Technology giant Meta, which owns social networks Facebook and Instagram, will begin tracking the actions of its employees, including how they use the keyboard and how they use the computer mouse, writes the BBC.
The company told its employees on the 21st of April that the new tool will run on Meta’s computers and internal apps, recording employees’ actions, which will be used to train artificial intelligence models. A Meta representative told the BBC that if virtual agents are created to help users perform everyday tasks, then the models should reflect the actions of real people at the computer. The data obtained will not be used for other purposes, and the tool has built-in security measures to protect sensitive content.
But one Meta employee, who asked to remain anonymous, said that recording every little action to train AI models as the next wave of layoffs looms is dystopian.
The employee told the BBC that the company is obsessed with AI.
Meanwhile, a former Meta employee who recently left the company said the tracking tool was just the latest way to “cram AI down everyone’s throats.”
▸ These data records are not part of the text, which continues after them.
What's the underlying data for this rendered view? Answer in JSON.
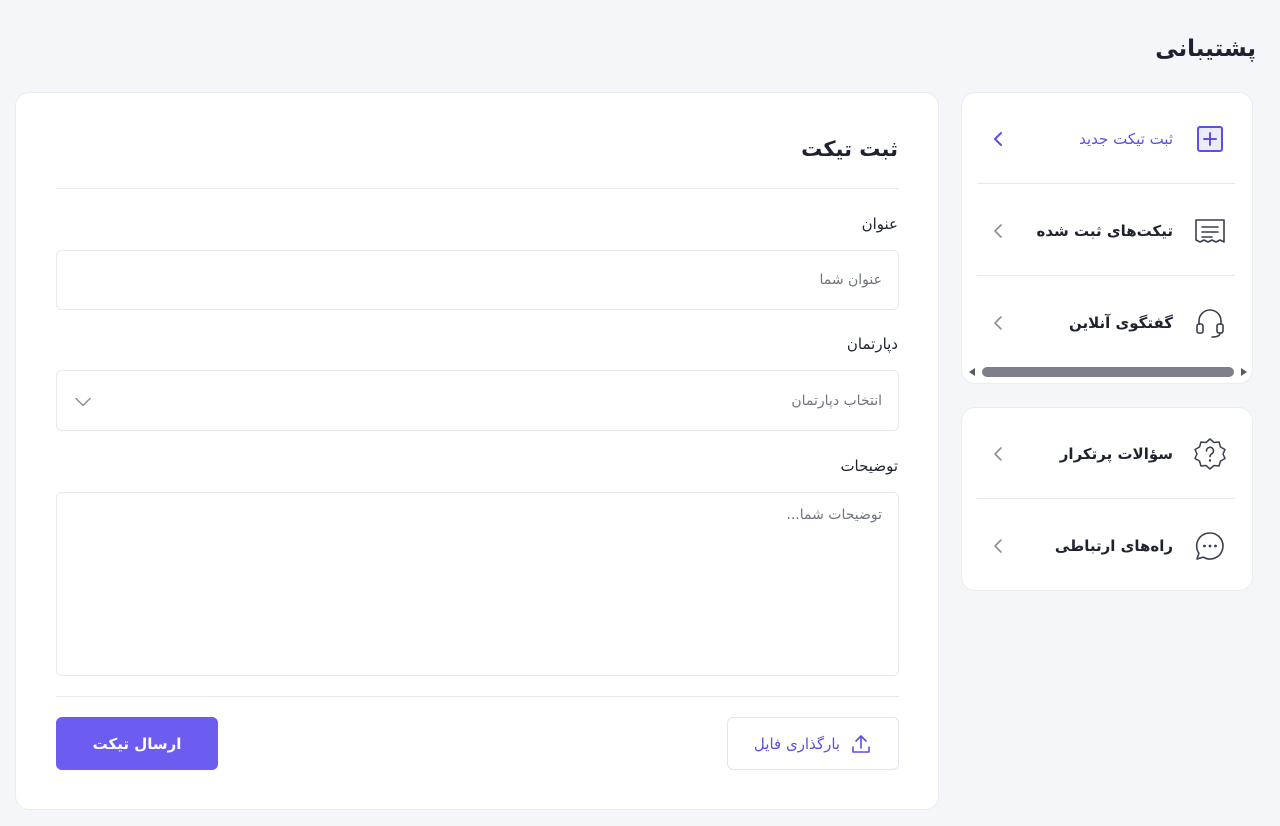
{
  "page": {
    "title": "پشتیبانی"
  },
  "sidebar": {
    "primary_items": [
      {
        "label": "ثبت تیکت جدید",
        "icon": "plus-square-icon",
        "active": true
      },
      {
        "label": "تیکت‌های ثبت شده",
        "icon": "receipt-list-icon",
        "active": false
      },
      {
        "label": "گفتگوی آنلاین",
        "icon": "headset-icon",
        "active": false
      }
    ],
    "secondary_items": [
      {
        "label": "سؤالات پرتکرار",
        "icon": "question-badge-icon"
      },
      {
        "label": "راه‌های ارتباطی",
        "icon": "chat-bubble-icon"
      }
    ]
  },
  "form": {
    "title": "ثبت تیکت",
    "subject_label": "عنوان",
    "subject_placeholder": "عنوان شما",
    "department_label": "دپارتمان",
    "department_placeholder": "انتخاب دپارتمان",
    "description_label": "توضیحات",
    "description_placeholder": "توضیحات شما...",
    "upload_label": "بارگذاری فایل",
    "submit_label": "ارسال تیکت"
  },
  "colors": {
    "accent": "#6c5cf0",
    "accent_text": "#5b4fe6",
    "background": "#f4f6f9"
  }
}
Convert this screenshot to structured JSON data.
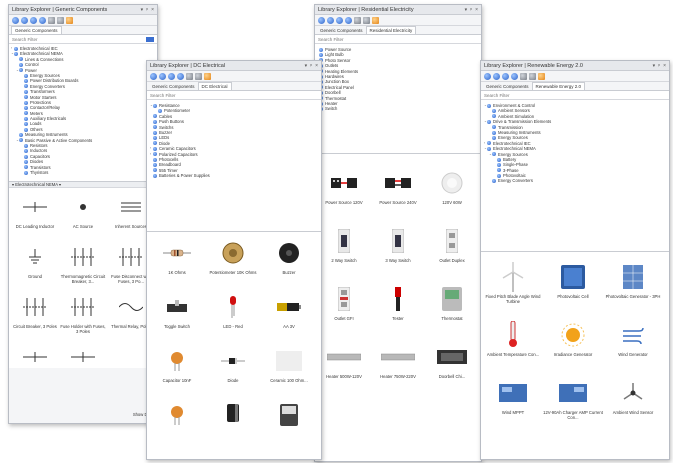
{
  "panels": {
    "generic": {
      "title": "Library Explorer | Generic Components",
      "controls": [
        "▾",
        "ᵖ",
        "×"
      ],
      "tabs": [
        "Generic Components"
      ],
      "search_placeholder": "Search Filter",
      "tree": [
        {
          "label": "Electrotechnical IEC",
          "exp": "›",
          "depth": 0
        },
        {
          "label": "Electrotechnical NEMA",
          "exp": "⌄",
          "depth": 0
        },
        {
          "label": "Lines & Connections",
          "exp": "",
          "depth": 1
        },
        {
          "label": "Control",
          "exp": "",
          "depth": 1
        },
        {
          "label": "Power",
          "exp": "⌄",
          "depth": 1
        },
        {
          "label": "Energy Sources",
          "exp": "",
          "depth": 2
        },
        {
          "label": "Power Distribution Boards",
          "exp": "",
          "depth": 2
        },
        {
          "label": "Energy Converters",
          "exp": "",
          "depth": 2
        },
        {
          "label": "Transformers",
          "exp": "",
          "depth": 2
        },
        {
          "label": "Motor Starters",
          "exp": "",
          "depth": 2
        },
        {
          "label": "Protections",
          "exp": "",
          "depth": 2
        },
        {
          "label": "Contactor/Relay",
          "exp": "",
          "depth": 2
        },
        {
          "label": "Meters",
          "exp": "",
          "depth": 2
        },
        {
          "label": "Auxiliary Electricals",
          "exp": "",
          "depth": 2
        },
        {
          "label": "Loads",
          "exp": "",
          "depth": 2
        },
        {
          "label": "Others",
          "exp": "",
          "depth": 2
        },
        {
          "label": "Measuring Instruments",
          "exp": "",
          "depth": 1
        },
        {
          "label": "Basic Passive & Active Components",
          "exp": "⌄",
          "depth": 1
        },
        {
          "label": "Resistors",
          "exp": "",
          "depth": 2
        },
        {
          "label": "Inductors",
          "exp": "",
          "depth": 2
        },
        {
          "label": "Capacitors",
          "exp": "",
          "depth": 2
        },
        {
          "label": "Diodes",
          "exp": "",
          "depth": 2
        },
        {
          "label": "Transistors",
          "exp": "",
          "depth": 2
        },
        {
          "label": "Thyristors",
          "exp": "",
          "depth": 2
        }
      ],
      "section_label": "▾ Electrotechnical NEMA ▾",
      "items": [
        "DC Leading Inductor",
        "AC Source",
        "Inherent Sources",
        "Ground",
        "Thermomagnetic Circuit Breaker, 3...",
        "Fuse Disconnect with Fuses, 3 Po...",
        "Circuit Breaker, 3 Poles",
        "Fuse Holder with Fuses, 3 Poles",
        "Thermal Relay, Poles",
        "",
        "",
        ""
      ],
      "show_label": "Show Desc"
    },
    "dc": {
      "title": "Library Explorer | DC Electrical",
      "controls": [
        "▾",
        "ᵖ",
        "×"
      ],
      "tabs": [
        "Generic Components",
        "DC Electrical"
      ],
      "search_placeholder": "Search Filter",
      "tree": [
        {
          "label": "Resistance",
          "exp": "⌄",
          "depth": 0
        },
        {
          "label": "Potentiometer",
          "exp": "",
          "depth": 1
        },
        {
          "label": "Cables",
          "exp": "",
          "depth": 0
        },
        {
          "label": "Push Buttons",
          "exp": "",
          "depth": 0
        },
        {
          "label": "Switchs",
          "exp": "",
          "depth": 0
        },
        {
          "label": "Buzzer",
          "exp": "",
          "depth": 0
        },
        {
          "label": "LEDs",
          "exp": "",
          "depth": 0
        },
        {
          "label": "Diode",
          "exp": "",
          "depth": 0
        },
        {
          "label": "Ceramic Capacitors",
          "exp": "›",
          "depth": 0
        },
        {
          "label": "Polarized Capacitors",
          "exp": "›",
          "depth": 0
        },
        {
          "label": "Photocells",
          "exp": "",
          "depth": 0
        },
        {
          "label": "Breadboard",
          "exp": "",
          "depth": 0
        },
        {
          "label": "555 Timer",
          "exp": "",
          "depth": 0
        },
        {
          "label": "Batteries & Power Supplies",
          "exp": "",
          "depth": 0
        }
      ],
      "items": [
        "1K Ohms",
        "Potentiometer 10K Ohms",
        "Buzzer",
        "Toggle Switch",
        "LED - Red",
        "AA 3V",
        "Capacitor 10nF",
        "Diode",
        "Ceramic 100 Ohm...",
        "",
        "",
        ""
      ]
    },
    "res": {
      "title": "Library Explorer | Residential Electricity",
      "controls": [
        "▾",
        "ᵖ",
        "×"
      ],
      "tabs": [
        "Generic Components",
        "Residential Electricity"
      ],
      "search_placeholder": "Search Filter",
      "tree": [
        {
          "label": "Power Source"
        },
        {
          "label": "Light Bulb"
        },
        {
          "label": "Photo Sensor"
        },
        {
          "label": "Outlets"
        },
        {
          "label": "Heating Elements"
        },
        {
          "label": "Hardwires"
        },
        {
          "label": "Junction Box"
        },
        {
          "label": "Electrical Panel"
        },
        {
          "label": "Doorbell"
        },
        {
          "label": "Thermostat"
        },
        {
          "label": "Heater"
        },
        {
          "label": "Switch"
        }
      ],
      "items": [
        "Power Source 120V",
        "Power Source 240V",
        "120V 60W",
        "2 Way Switch",
        "3 Way Switch",
        "Outlet Duplex",
        "Outlet GFI",
        "Tester",
        "Thermostat",
        "Heater 500W-120V",
        "Heater 750W-220V",
        "Doorbell Chi..."
      ]
    },
    "renew": {
      "title": "Library Explorer | Renewable Energy 2.0",
      "controls": [
        "▾",
        "ᵖ",
        "×"
      ],
      "tabs": [
        "Generic Components",
        "Renewable Energy 2.0"
      ],
      "search_placeholder": "Search Filter",
      "tree": [
        {
          "label": "Environment & Control",
          "exp": "⌄",
          "depth": 0
        },
        {
          "label": "Ambient Sensors",
          "exp": "",
          "depth": 1
        },
        {
          "label": "Ambient Simulation",
          "exp": "",
          "depth": 1
        },
        {
          "label": "Drive & Transmission Elements",
          "exp": "⌄",
          "depth": 0
        },
        {
          "label": "Transmission",
          "exp": "",
          "depth": 1
        },
        {
          "label": "Measuring Instruments",
          "exp": "",
          "depth": 1
        },
        {
          "label": "Energy Sources",
          "exp": "",
          "depth": 1
        },
        {
          "label": "Electrotechnical IEC",
          "exp": "›",
          "depth": 0
        },
        {
          "label": "Electrotechnical NEMA",
          "exp": "⌄",
          "depth": 0
        },
        {
          "label": "Energy Sources",
          "exp": "⌄",
          "depth": 1
        },
        {
          "label": "Battery",
          "exp": "",
          "depth": 2
        },
        {
          "label": "Single-Phase",
          "exp": "",
          "depth": 2
        },
        {
          "label": "3-Phase",
          "exp": "",
          "depth": 2
        },
        {
          "label": "Photovoltaic",
          "exp": "",
          "depth": 2
        },
        {
          "label": "Energy Converters",
          "exp": "",
          "depth": 1
        }
      ],
      "items": [
        "Fixed Pitch Blade Angle Wind Turbine",
        "Photovoltaic Cell",
        "Photovoltaic Generator - 3PH",
        "Ambient Temperature Con...",
        "Irradiance Generator",
        "Wind Generator",
        "Wind MPPT",
        "12V-90Ah Charger AMP Current Con...",
        "Ambient Wind Sensor",
        "",
        "",
        ""
      ]
    }
  },
  "colors": {
    "accent": "#2d63c8",
    "panel": "#f4f5f7",
    "border": "#b8bcc4"
  }
}
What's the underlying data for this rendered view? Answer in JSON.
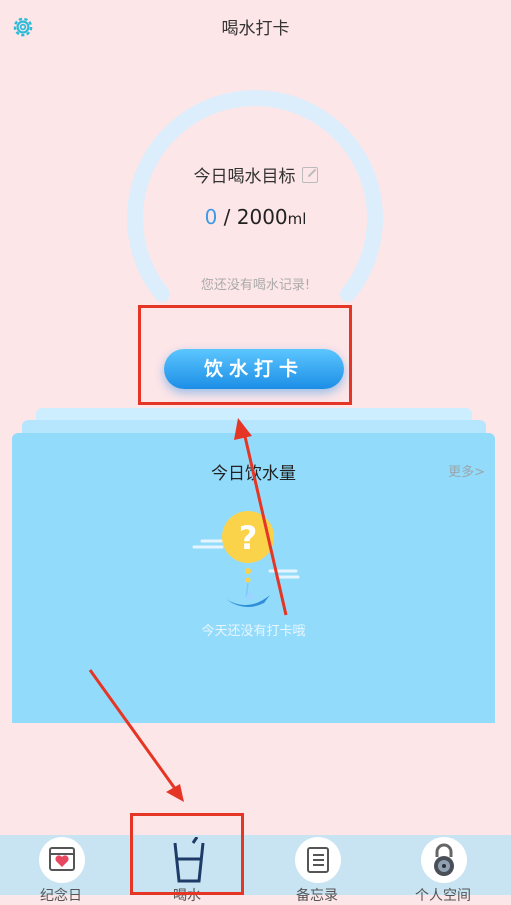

Meta has already laid off more than 2,000 employees in several rounds this year, and employees are confident that more will be let go. In March, the company announced a partial hiring freeze. The website Meta uses to post its job listings had about 800 job openings in March, but now has just seven. A company spokesman declined to comment.
The tech giant is calling its new tracking tool the Model Capability Initiative, or MCI. The BBC understands that the company has previously been able to track activity on its computers, but until now the information had not been used to train artificial intelligence models.